I replied to this point with a short post.

• This arbitrary choice effectively unrolls the state graph into a tree with a constant branching factor (+ self-loops in the terminal states) and we get that the POWER of all the states is equal.

Not necessarily true—you’re still considering the IID case.

I think using a well-chosen reward distribution is necessary, otherwise POWER depends on arbitrary choices in the design of the MDP’s state graph. E.g. suppose the student in the above example writes about every action they take in a blog that no one reads, and we choose to include the content of the blog as part of the MDP state.

Yes, if you insist in making really weird modelling choices (and pretending the graph still well-models the original situation, even though it doesn’t), you can make POWER say weird things. But again, I can prove that up to a large range of perturbation, most distributions will agree that some obvious states have more POWER than other obvious states.
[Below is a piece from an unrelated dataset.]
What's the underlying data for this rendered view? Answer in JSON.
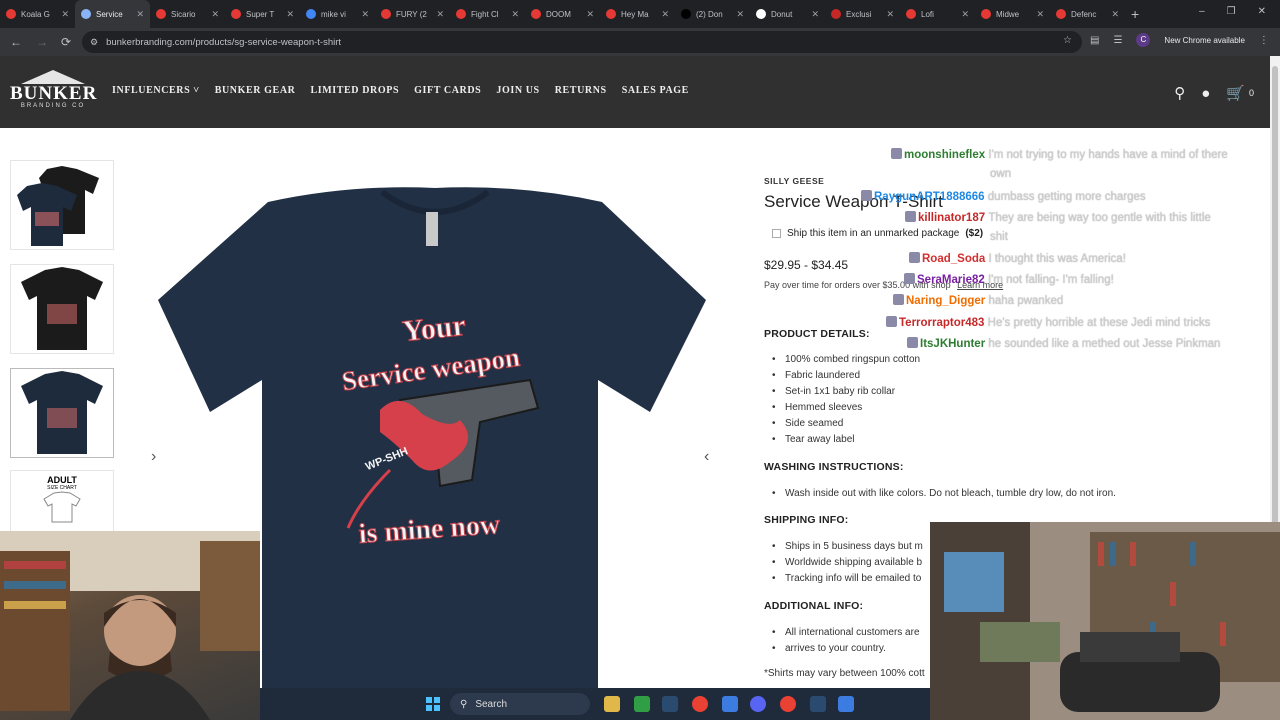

Your original claim was that POWER isn’t a good formalization of intuitive-power/​influence. You seem to be arguing that because there exists a situation “modelled” by an adversarially chosen environment grounding such that POWER returns “counterintuitive” outputs (are they really counterintuitive, given the information available to the formalism?), therefore POWER is inappropriately sensitive to the reward function distribution. Therefore, it’s not a good formalization of intuitive-power.
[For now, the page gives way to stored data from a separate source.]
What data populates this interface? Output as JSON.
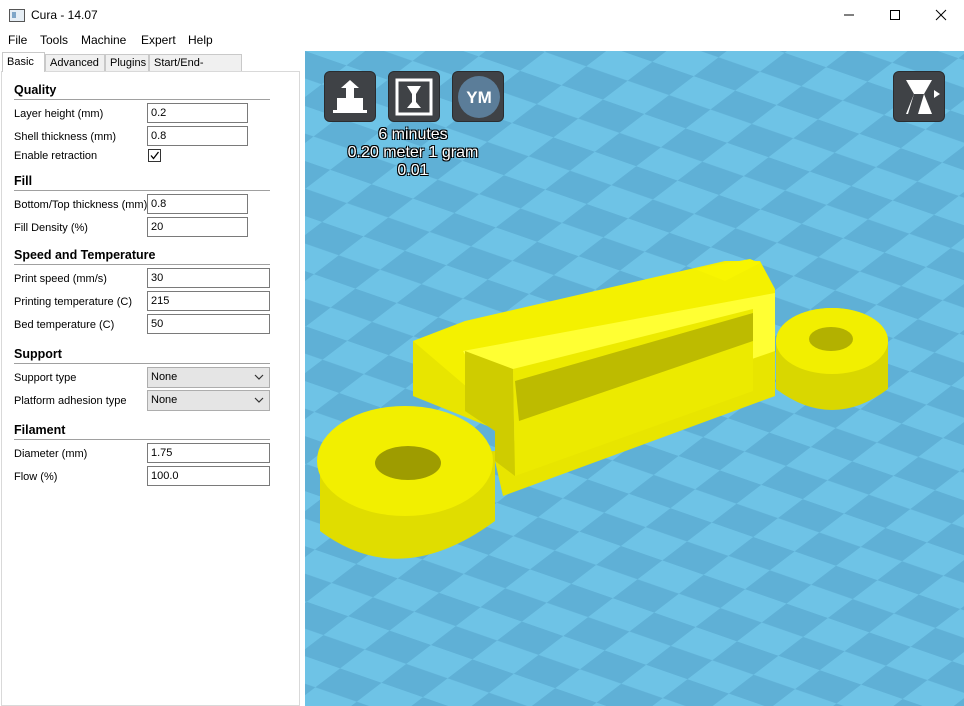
{
  "window": {
    "title": "Cura - 14.07"
  },
  "menu": [
    "File",
    "Tools",
    "Machine",
    "Expert",
    "Help"
  ],
  "tabs": [
    "Basic",
    "Advanced",
    "Plugins",
    "Start/End-GCode"
  ],
  "sections": {
    "quality": {
      "title": "Quality",
      "layer_height": {
        "label": "Layer height (mm)",
        "value": "0.2"
      },
      "shell_thickness": {
        "label": "Shell thickness (mm)",
        "value": "0.8"
      },
      "enable_retraction": {
        "label": "Enable retraction",
        "checked": true
      }
    },
    "fill": {
      "title": "Fill",
      "bottom_top_thickness": {
        "label": "Bottom/Top thickness (mm)",
        "value": "0.8"
      },
      "fill_density": {
        "label": "Fill Density (%)",
        "value": "20"
      }
    },
    "speed": {
      "title": "Speed and Temperature",
      "print_speed": {
        "label": "Print speed (mm/s)",
        "value": "30"
      },
      "printing_temperature": {
        "label": "Printing temperature (C)",
        "value": "215"
      },
      "bed_temperature": {
        "label": "Bed temperature (C)",
        "value": "50"
      }
    },
    "support": {
      "title": "Support",
      "support_type": {
        "label": "Support type",
        "value": "None"
      },
      "platform_adhesion": {
        "label": "Platform adhesion type",
        "value": "None"
      }
    },
    "filament": {
      "title": "Filament",
      "diameter": {
        "label": "Diameter (mm)",
        "value": "1.75"
      },
      "flow": {
        "label": "Flow (%)",
        "value": "100.0"
      }
    }
  },
  "viewport": {
    "toolbar": {
      "icons": [
        "load-model-icon",
        "print-icon",
        "youmagine-icon",
        "view-mode-icon"
      ],
      "youmagine_label": "YM"
    },
    "stats": {
      "time": "6 minutes",
      "material": "0.20 meter 1 gram",
      "cost": "0.01"
    },
    "colors": {
      "model": "#f1ee00",
      "floor_light": "#6ec3e6",
      "floor_dark": "#5eabcf"
    }
  }
}
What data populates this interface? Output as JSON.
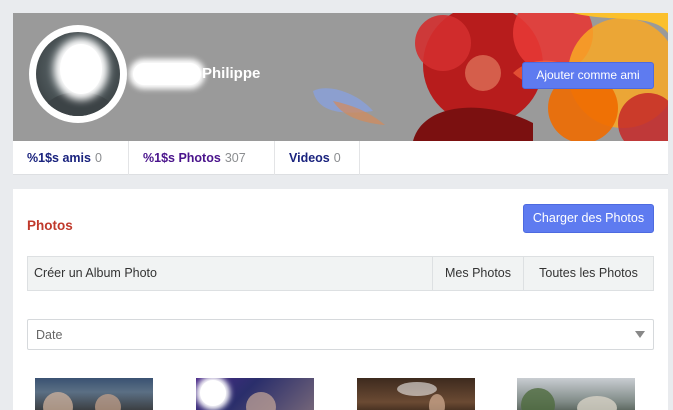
{
  "profile": {
    "name": "Philippe",
    "add_friend_label": "Ajouter comme ami"
  },
  "stats": [
    {
      "label": "%1$s amis",
      "count": "0",
      "color": "#1a237e"
    },
    {
      "label": "%1$s Photos",
      "count": "307",
      "color": "#4a148c"
    },
    {
      "label": "Videos",
      "count": "0",
      "color": "#1a237e"
    }
  ],
  "photos": {
    "title": "Photos",
    "upload_label": "Charger des Photos",
    "tabs": {
      "create": "Créer un Album Photo",
      "mine": "Mes Photos",
      "all": "Toutes les Photos"
    },
    "sort_selected": "Date",
    "thumbnails": [
      "photo-1",
      "photo-2",
      "photo-3",
      "photo-4"
    ]
  },
  "colors": {
    "accent_button": "#5e7bf0",
    "title_red": "#c0392b",
    "cover_gray": "#9a9a9a"
  }
}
I deny both of the ‘therefores.’

The right thing to do is just note that there is some dependence on modelling choices, which is another consideration to weigh (especially as we move towards more sophisticated application of the theorems to e.g. distributions over mesa objectives and their attendant world models). But you should sure that the POWER-seeking conclusions hold under plausible modelling choices, and not just the specific one you might have in mind. I think that my theorems show that they do in many reasonable situations (this is a bit argumentatively unfair of me, since the theorems aren’t public yet, but I’m happy to give you access).
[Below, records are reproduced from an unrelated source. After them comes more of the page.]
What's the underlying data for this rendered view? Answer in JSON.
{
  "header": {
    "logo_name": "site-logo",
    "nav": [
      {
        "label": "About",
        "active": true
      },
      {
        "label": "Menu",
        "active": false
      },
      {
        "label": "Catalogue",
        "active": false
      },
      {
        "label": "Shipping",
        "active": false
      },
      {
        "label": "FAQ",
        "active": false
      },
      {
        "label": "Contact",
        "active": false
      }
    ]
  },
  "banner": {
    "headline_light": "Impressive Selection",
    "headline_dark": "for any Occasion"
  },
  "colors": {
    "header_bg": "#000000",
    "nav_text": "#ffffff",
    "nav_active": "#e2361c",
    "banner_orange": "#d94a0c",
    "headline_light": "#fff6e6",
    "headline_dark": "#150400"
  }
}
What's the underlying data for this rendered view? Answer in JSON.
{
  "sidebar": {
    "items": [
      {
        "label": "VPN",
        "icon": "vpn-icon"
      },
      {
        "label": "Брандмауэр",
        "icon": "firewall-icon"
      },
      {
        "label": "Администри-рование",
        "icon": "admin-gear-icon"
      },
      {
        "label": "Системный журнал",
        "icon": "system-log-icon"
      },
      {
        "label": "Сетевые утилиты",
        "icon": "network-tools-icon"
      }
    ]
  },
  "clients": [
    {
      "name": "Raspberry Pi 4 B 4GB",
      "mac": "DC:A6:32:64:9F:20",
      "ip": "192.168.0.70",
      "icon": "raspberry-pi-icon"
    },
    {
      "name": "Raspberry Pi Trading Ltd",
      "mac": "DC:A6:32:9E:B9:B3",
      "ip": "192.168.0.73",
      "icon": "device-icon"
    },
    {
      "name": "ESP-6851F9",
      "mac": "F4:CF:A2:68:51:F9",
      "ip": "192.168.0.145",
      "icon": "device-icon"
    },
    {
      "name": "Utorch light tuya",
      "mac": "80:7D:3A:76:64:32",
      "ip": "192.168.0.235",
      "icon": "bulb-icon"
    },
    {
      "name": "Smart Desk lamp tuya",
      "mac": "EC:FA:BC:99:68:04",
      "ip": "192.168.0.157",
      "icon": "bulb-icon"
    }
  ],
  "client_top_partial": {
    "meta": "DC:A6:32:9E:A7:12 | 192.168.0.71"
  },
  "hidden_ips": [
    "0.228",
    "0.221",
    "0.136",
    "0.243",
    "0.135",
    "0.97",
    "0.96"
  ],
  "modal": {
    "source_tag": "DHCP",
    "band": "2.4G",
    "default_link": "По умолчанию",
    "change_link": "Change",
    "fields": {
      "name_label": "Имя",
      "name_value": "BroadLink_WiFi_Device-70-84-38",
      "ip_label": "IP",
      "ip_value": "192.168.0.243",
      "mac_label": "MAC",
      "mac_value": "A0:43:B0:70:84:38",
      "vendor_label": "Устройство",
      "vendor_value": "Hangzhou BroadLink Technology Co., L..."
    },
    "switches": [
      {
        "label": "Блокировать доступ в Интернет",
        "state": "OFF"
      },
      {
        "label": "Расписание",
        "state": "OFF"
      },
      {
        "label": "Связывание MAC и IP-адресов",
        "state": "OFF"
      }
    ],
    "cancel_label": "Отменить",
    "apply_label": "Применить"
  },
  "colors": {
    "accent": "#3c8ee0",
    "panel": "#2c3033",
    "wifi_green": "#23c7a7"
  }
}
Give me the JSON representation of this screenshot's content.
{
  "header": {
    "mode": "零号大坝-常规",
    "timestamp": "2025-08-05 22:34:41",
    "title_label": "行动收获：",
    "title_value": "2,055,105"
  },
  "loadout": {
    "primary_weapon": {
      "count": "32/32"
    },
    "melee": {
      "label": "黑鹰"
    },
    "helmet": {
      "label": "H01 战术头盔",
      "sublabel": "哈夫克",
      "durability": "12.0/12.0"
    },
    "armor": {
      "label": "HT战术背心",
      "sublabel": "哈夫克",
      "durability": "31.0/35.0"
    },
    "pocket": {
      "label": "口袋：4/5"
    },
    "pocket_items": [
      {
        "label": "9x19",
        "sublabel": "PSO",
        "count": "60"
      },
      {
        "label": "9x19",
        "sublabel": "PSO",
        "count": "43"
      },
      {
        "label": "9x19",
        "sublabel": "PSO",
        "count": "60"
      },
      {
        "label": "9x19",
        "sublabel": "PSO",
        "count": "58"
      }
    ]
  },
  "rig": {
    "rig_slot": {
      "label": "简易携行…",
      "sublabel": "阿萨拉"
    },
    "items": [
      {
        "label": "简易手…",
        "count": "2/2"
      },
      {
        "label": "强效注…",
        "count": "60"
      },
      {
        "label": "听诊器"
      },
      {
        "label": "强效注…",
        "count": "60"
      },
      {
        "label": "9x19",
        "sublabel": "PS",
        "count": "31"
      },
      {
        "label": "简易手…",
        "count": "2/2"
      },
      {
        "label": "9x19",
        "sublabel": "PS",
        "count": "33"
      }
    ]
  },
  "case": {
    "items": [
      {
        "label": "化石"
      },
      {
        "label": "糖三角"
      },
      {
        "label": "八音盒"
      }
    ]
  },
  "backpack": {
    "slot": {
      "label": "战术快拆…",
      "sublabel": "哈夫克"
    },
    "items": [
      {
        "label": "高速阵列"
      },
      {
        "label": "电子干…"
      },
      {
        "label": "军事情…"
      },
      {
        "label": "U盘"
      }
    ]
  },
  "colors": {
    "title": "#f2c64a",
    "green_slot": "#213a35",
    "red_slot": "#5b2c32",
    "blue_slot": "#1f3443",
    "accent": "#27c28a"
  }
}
If this doesn’t resolve your concern and you want to talk more about this, I’d appreciate taking this to video, since I feel like we may be talking past each other.

EDIT: Removed a distracting analogy.

• Just to summarize my current view: For MDP problems in which the state representation is very complex, and different action sequences always yield different states, POWER-defined-over-an-IID-reward-distribution is equal for all states, and thus does not match the intuitive concept of power.

At some level of complexity such problems become relevant (when dealing with problems with real-world-like environments). These are not just problems that show up when one adverserially constructs an MDP problem to game POWER, or when one makes “really weird modelling choices”. Consider a real-world inspired MDP problem where a state specifies the location of every atom. What makes POWER-defined-over-IID problematic in such an environment is the sheer complexity of the state, which makes it so that different action sequences always yield different states. It’s not “weird modeling decisions” causing the problem.

I also (now) think that for some MDP problems (including many grid-world problems), POWER-defined-over-IID may indeed match the intuitive concept of power well, and that publications about such problems (and theorems about POWER-defined-over-IID) may be very useful for the field. Also, I see that the abstract of the paper no longer makes the claim “We prove that, with respect to a wide class of reward function distributions, optimal policies tend to seek power over the environment”, which is great (I was concerned about that claim).